A report by the Daily Nation on Wednesday, August 5, indicated that most students avoided online content developed by Kenya Institute of Curriculum Development (KICD).
The students preffered getting their content from other platforms including Viuasa Ellimu, Longhorn Publishers and Shupavu 291.
The Education CS had endorsed the content by KICD highly noting that the institution is an extension of his ministry and that it provided quality content.
Other platforms such as Viusasa have since figured out ways to make the content interesting by hiring real time teachers who answer questions from students.
The research, conducted by a local telco, surveyed 24,053 students indicating that more girls were seeking online content than boys.
The report also indicated that many students disclosed that they accessed the materials using their mothers’ phones (46%) than their fathers (17%).
Another 25% also noted that they accessed the content from their own phones while 5% stated that they borrowed smartphones from their siblings.
Judging by classes, the report indicated that Form One students were seeking the content the highest at 153,627 followed by Standard Eight learners at 130,916.
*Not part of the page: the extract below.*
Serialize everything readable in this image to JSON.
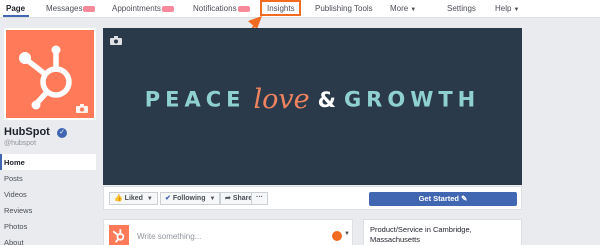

The CS has previously been concerned with poor digital learning coverage for students in public institutions and on Thursday, July 30, confirmed details of a communal learning program targeting students stuck at home during the Covid-19 pandemic.
The new program would enable students undertake classes in the open, in social halls and other community spaces with teachers on the government payroll leading lessons.
It is set to begin in September, and has been widely perceived as a shift away from the digital learning program which has left many learners from low-income backgrounds disenfranchised.